Sa rencontre décisive avec Blake en 1824, facilitée par le peintre John Linnell, oriente durablement son œuvre vers une vision poétique, mystique et spirituelle du paysage. Entre 1826 et 1835, Palmer s’installe à Shoreham, dans le Kent, où il vit dans une petite maison surnommée Rat Abbey.
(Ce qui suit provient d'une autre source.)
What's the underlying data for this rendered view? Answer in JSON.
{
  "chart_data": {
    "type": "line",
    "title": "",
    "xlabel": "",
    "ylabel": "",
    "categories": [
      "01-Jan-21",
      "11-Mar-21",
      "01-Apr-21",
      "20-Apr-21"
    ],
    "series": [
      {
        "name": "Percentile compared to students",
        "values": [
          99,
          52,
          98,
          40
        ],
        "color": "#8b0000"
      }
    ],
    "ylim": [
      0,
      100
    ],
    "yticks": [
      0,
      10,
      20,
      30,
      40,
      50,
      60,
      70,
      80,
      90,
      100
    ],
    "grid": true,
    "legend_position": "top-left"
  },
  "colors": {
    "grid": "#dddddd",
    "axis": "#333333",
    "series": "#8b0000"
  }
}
Cette période, souvent considérée comme l’apogée de sa création, voit naître des paysages intensément personnels, baignés d’une lumière surnaturelle et animés d’une présence presque sacrée.
Palmer décrit alors la vallée de la Darent comme la « vallée de la vision », un paradis rural idéalisé, traversé par une dimension divine.
Les œuvres de cette période, nourries par sa fascination pour Virgile et par l’impact des illustrations de Blake pour les Pastorales, se distinguent par leur caractère visionnaire et leur éloignement du naturalisme descriptif. La nature y devient un théâtre symbolique, où arbres, champs et ciels semblent chargés de sens spirituel.
À partir de 1835, Palmer voyage au Pays de Galles, puis effectue un long séjour en Italie entre 1837 et 1839. Ce voyage marque un tournant : à son retour à Londres, son œuvre se fait progressivement plus conventionnelle, moins mystique, et s’oriente davantage vers le paysage italien. Les difficultés financières, ainsi que la mort de son fils aîné en 1861, assombrissent ses dernières années, qu’il termine dans un relatif anonymat.